Reading Notes, Week 11: Alaskan Legends Part B

Hypothesized routes of human migration out of Asia to the Americas, National Geographic.

I'm pretty much positive that The Lost Light is synonymous with the Ice Age migration of humans into the Americas. How amazing is that? Extended journeys, through varying climates, during periods of little to no sunshine, all followed with eventual return of the sun and settlement in this new land... There's no way this is a coincidence!

Previous embellishments regarding the passage of time, seen in the creation myths involving Raven and First Man, are likely present in other stories too. Each journey could represent hundreds, if not thousands of years. Oral histories and stories passed down through generations lack the scientific standards revered by modern anthropologists, but the clues these stories contain are deliciously real.

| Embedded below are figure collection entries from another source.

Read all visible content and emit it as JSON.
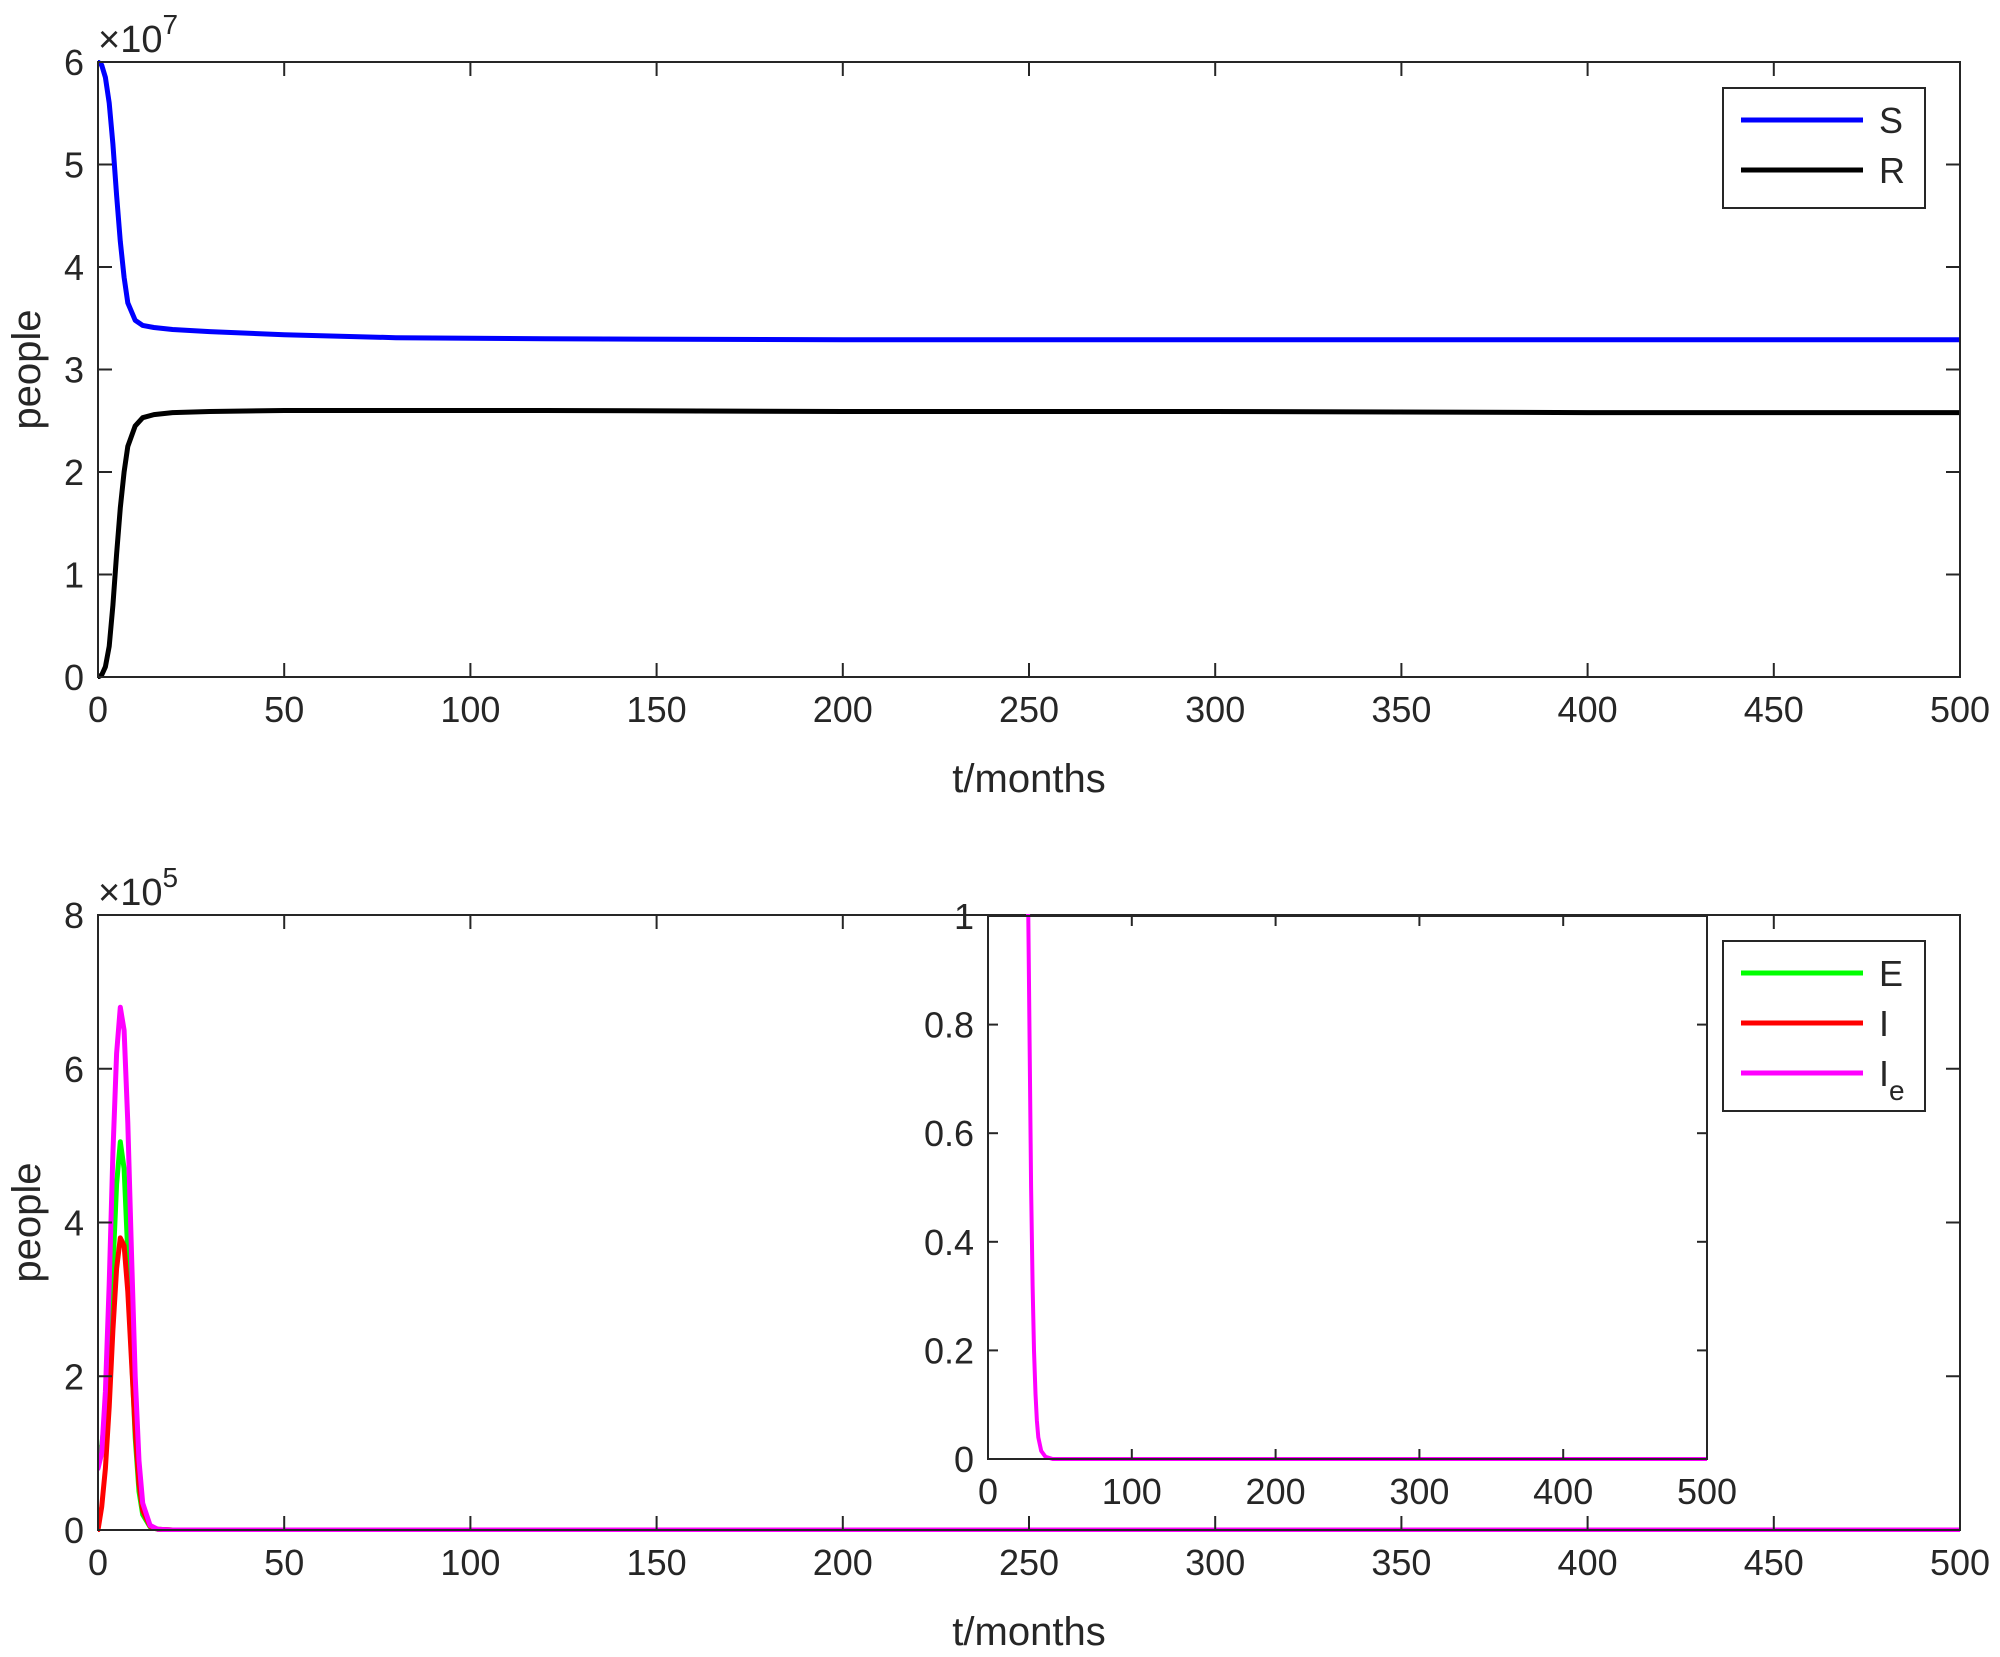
{
  "chart_data": [
    {
      "type": "line",
      "ylabel": "people",
      "xlabel": "t/months",
      "xlim": [
        0,
        500
      ],
      "ylim": [
        0,
        6
      ],
      "y_exponent": "7",
      "xticks": [
        "0",
        "50",
        "100",
        "150",
        "200",
        "250",
        "300",
        "350",
        "400",
        "450",
        "500"
      ],
      "yticks": [
        "0",
        "1",
        "2",
        "3",
        "4",
        "5",
        "6"
      ],
      "legend": {
        "position": "top-right",
        "entries": [
          {
            "label": "S",
            "color": "#0000ff"
          },
          {
            "label": "R",
            "color": "#000000"
          }
        ]
      },
      "series": [
        {
          "name": "S",
          "color": "#0000ff",
          "x": [
            0,
            1,
            2,
            3,
            4,
            5,
            6,
            7,
            8,
            10,
            12,
            15,
            20,
            30,
            50,
            80,
            120,
            200,
            300,
            400,
            500
          ],
          "y": [
            6.0,
            5.97,
            5.85,
            5.6,
            5.2,
            4.7,
            4.25,
            3.9,
            3.65,
            3.48,
            3.43,
            3.41,
            3.39,
            3.37,
            3.34,
            3.31,
            3.3,
            3.29,
            3.29,
            3.29,
            3.29
          ]
        },
        {
          "name": "R",
          "color": "#000000",
          "x": [
            0,
            1,
            2,
            3,
            4,
            5,
            6,
            7,
            8,
            10,
            12,
            15,
            20,
            30,
            50,
            80,
            120,
            200,
            300,
            400,
            500
          ],
          "y": [
            0.0,
            0.02,
            0.1,
            0.3,
            0.7,
            1.2,
            1.65,
            2.0,
            2.25,
            2.45,
            2.53,
            2.56,
            2.58,
            2.59,
            2.6,
            2.6,
            2.6,
            2.59,
            2.59,
            2.58,
            2.58
          ]
        }
      ]
    },
    {
      "type": "line",
      "ylabel": "people",
      "xlabel": "t/months",
      "xlim": [
        0,
        500
      ],
      "ylim": [
        0,
        8
      ],
      "y_exponent": "5",
      "xticks": [
        "0",
        "50",
        "100",
        "150",
        "200",
        "250",
        "300",
        "350",
        "400",
        "450",
        "500"
      ],
      "yticks": [
        "0",
        "2",
        "4",
        "6",
        "8"
      ],
      "legend": {
        "position": "top-right",
        "entries": [
          {
            "label": "E",
            "color": "#00ff00"
          },
          {
            "label": "I",
            "color": "#ff0000"
          },
          {
            "label": "I",
            "subscript": "e",
            "color": "#ff00ff"
          }
        ]
      },
      "series": [
        {
          "name": "E",
          "color": "#00ff00",
          "x": [
            0,
            1,
            2,
            3,
            4,
            5,
            6,
            7,
            8,
            9,
            10,
            11,
            12,
            14,
            16,
            20,
            500
          ],
          "y": [
            1.0,
            1.1,
            1.5,
            2.3,
            3.4,
            4.5,
            5.05,
            4.7,
            3.6,
            2.3,
            1.2,
            0.5,
            0.2,
            0.04,
            0.01,
            0.0,
            0.0
          ]
        },
        {
          "name": "I",
          "color": "#ff0000",
          "x": [
            0,
            1,
            2,
            3,
            4,
            5,
            6,
            7,
            8,
            9,
            10,
            11,
            12,
            14,
            16,
            20,
            500
          ],
          "y": [
            0.0,
            0.3,
            0.8,
            1.6,
            2.6,
            3.4,
            3.8,
            3.7,
            3.1,
            2.2,
            1.3,
            0.6,
            0.25,
            0.05,
            0.01,
            0.0,
            0.0
          ]
        },
        {
          "name": "I_e",
          "color": "#ff00ff",
          "x": [
            0,
            1,
            2,
            3,
            4,
            5,
            6,
            7,
            8,
            9,
            10,
            11,
            12,
            14,
            16,
            20,
            500
          ],
          "y": [
            0.8,
            1.0,
            1.8,
            3.2,
            4.9,
            6.2,
            6.8,
            6.5,
            5.3,
            3.6,
            2.0,
            0.9,
            0.35,
            0.06,
            0.01,
            0.0,
            0.0
          ]
        }
      ]
    },
    {
      "type": "line",
      "role": "inset",
      "xlim": [
        0,
        500
      ],
      "ylim": [
        0,
        1
      ],
      "xticks": [
        "0",
        "100",
        "200",
        "300",
        "400",
        "500"
      ],
      "yticks": [
        "0",
        "0.2",
        "0.4",
        "0.6",
        "0.8",
        "1"
      ],
      "series": [
        {
          "name": "I_e",
          "color": "#ff00ff",
          "x": [
            0,
            28,
            29,
            30,
            31,
            32,
            33,
            34,
            35,
            37,
            40,
            45,
            60,
            500
          ],
          "y": [
            1.5,
            1.0,
            0.75,
            0.5,
            0.32,
            0.2,
            0.12,
            0.07,
            0.04,
            0.015,
            0.004,
            0.0,
            0.0,
            0.0
          ]
        }
      ]
    }
  ]
}
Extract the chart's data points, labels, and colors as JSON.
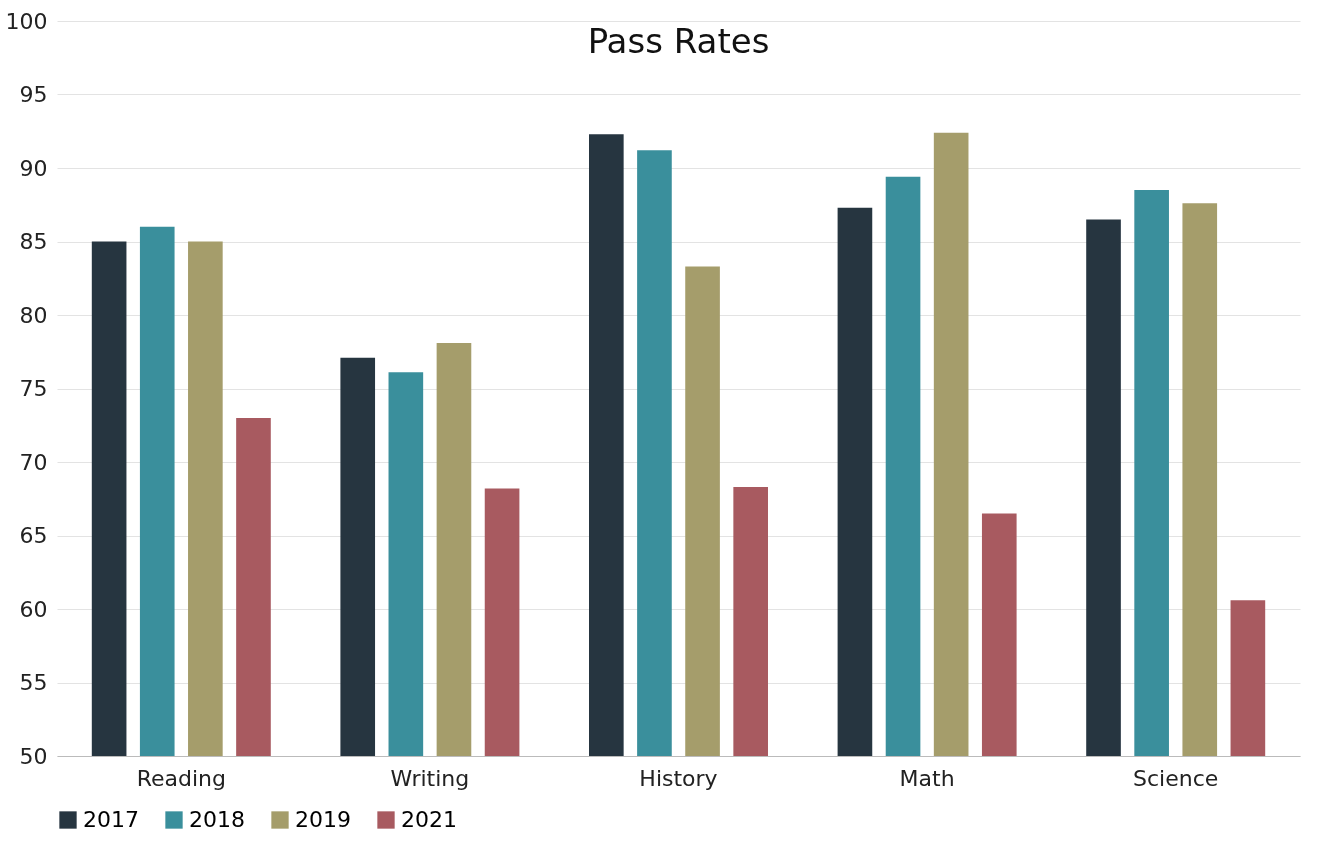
{
  "chart_data": {
    "type": "bar",
    "title": "Pass Rates",
    "categories": [
      "Reading",
      "Writing",
      "History",
      "Math",
      "Science"
    ],
    "series": [
      {
        "name": "2017",
        "color": "#263540",
        "values": [
          85,
          77.1,
          92.3,
          87.3,
          86.5
        ]
      },
      {
        "name": "2018",
        "color": "#3a8f9c",
        "values": [
          86,
          76.1,
          91.2,
          89.4,
          88.5
        ]
      },
      {
        "name": "2019",
        "color": "#a59d6b",
        "values": [
          85,
          78.1,
          83.3,
          92.4,
          87.6
        ]
      },
      {
        "name": "2021",
        "color": "#a85a60",
        "values": [
          73,
          68.2,
          68.3,
          66.5,
          60.6
        ]
      }
    ],
    "ylim": [
      50,
      100
    ],
    "yticks": [
      50,
      55,
      60,
      65,
      70,
      75,
      80,
      85,
      90,
      95,
      100
    ],
    "grid": "y",
    "legend": "bottom"
  }
}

The Last of the Thunderbirds touched on elements included in Neil Gaiman's American Gods, and I was actually quite sad to see the story end so abruptly. Gaiman's treatment presented the legend that the stone in the Thunderbird skull contained a power so great it could bring the dead back to life. This story, much in keeping with the context of man and the environment, details the presumed extinction of the Thunderbirds following the father's permanent retreat to the Northlands.

Drafting a story from the Thunderbird perspective could be amazing, especially in light of documented human migration routes.

Story sources: Myths and Legends of Alaska, edited by Katharine Berry Judson (1911).